The Institute of Materials, Minerals and Mining organises an annual lecture competition open to students and professionals up to the age of 28, inviting them to deliver a fifteen-minute lecture judged to a broad range of criteria. Each Local Society selects one participant to represent them at each of the regional finals, the winners of which compete in the national competition (this year taking place in late September). From there, participants from across six continents will gather for the Young Persons’ World Lecture Competition on 12 November to determine a global winner.

Final year University of Birmingham PhD student Morgan Lowther’s presentation is entitled ‘Head shoulders, knees and microbes: 3D printing better implants’. In his lecture, Morgan presents his research into using metal additive manufacturing to deliver antimicrobials from within medical implants, aiming to reduce the risk of post-surgical infection. Morgan applied to the Royce PhD Access Scheme to use the high throughput Transmission Electron Microscope based at the University of Sheffield.

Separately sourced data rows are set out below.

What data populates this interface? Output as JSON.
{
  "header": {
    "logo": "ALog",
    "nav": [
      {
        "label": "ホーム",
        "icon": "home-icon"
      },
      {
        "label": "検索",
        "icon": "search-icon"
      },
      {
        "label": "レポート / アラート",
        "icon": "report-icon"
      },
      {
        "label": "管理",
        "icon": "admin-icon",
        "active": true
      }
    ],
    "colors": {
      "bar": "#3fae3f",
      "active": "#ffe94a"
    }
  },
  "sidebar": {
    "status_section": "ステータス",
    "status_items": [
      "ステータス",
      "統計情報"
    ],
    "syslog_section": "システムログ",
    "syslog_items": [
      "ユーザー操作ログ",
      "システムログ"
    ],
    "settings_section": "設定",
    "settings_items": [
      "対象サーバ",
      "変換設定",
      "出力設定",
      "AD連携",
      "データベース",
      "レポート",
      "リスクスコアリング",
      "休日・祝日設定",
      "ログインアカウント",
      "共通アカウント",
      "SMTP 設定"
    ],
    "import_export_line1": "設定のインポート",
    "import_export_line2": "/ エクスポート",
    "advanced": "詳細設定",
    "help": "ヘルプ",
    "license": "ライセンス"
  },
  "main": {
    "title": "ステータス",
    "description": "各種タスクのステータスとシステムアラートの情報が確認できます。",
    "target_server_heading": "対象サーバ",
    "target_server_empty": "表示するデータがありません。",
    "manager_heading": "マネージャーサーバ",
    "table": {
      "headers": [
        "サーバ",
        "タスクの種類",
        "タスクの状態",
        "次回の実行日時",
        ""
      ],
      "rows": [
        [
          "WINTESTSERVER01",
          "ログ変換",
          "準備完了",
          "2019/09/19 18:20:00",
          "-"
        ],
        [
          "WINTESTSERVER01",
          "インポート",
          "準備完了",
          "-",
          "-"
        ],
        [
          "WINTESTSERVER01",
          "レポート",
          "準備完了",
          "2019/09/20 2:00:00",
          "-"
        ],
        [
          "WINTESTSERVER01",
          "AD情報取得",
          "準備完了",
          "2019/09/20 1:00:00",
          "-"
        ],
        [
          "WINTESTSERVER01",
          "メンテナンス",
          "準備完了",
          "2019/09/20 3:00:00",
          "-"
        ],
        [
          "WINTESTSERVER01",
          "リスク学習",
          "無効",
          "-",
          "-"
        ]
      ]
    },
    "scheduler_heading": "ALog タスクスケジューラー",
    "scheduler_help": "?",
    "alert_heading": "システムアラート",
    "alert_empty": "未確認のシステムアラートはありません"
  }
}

Morgan says, “I will be presenting on how additive manufacturing is letting us take new approaches to designing prosthetic implants. My work focusses on designing new infection resistant alloys, with microstructural features ranging from huge lamellae all the way down to nanoscale precipitates. Getting access to a high throughput TEM via the Royce PhD Equipment scheme was a huge help in characterising these precipitates, finding microstructural details that I never would have found otherwise.”

Alex Starling is a Float Process Engineer at Guardian Industries, and his lecture focuses on his research – conducted as part of his final year MEng Chemical and Materials Undergraduate degree – into the macro and microstructures of different self-cleaning glass samples. Entitled ‘Self Cleaning Glass, Benchmarking and Analysis’, Alex presents how he used a range of microscopy techniques – including Scanning Electron Microscopy, Transmission Electron Microscopy, Energy Dispersive X-ray Analysis, and X-ray Photoelectron Spectroscopy – to explore why certain self-cleaning glasses outperformed others. Alex made use of Royce microscopy facilities and technical expertise in the University of Leeds’ Bragg Centre for Materials Research to undertake the analysis of his samples.

Alex says, “For my project to work, it was critical to visualise these nanometre thin film layers on the glass substrate. With the use of the Royce microscopy equipment I was able to image these layers, even being able to image the individual lattice planes within the materials. Without the use of such extensive microscopy techniques, it would have been hard to deliver such a successful and valuable project.”

Past winners of the IOM3 Young Persons’ Lecture Competition have gone from strength to strength within the materials community, using their science communication skills in academia and industry. The UK Final is taking place over Zoom at 5pm on 23 September, and is open to all. Register to receive the Zoom link here: https://www.iom3.org/event/2020-yplc-uk-final

We wish all the participants the very best of luck!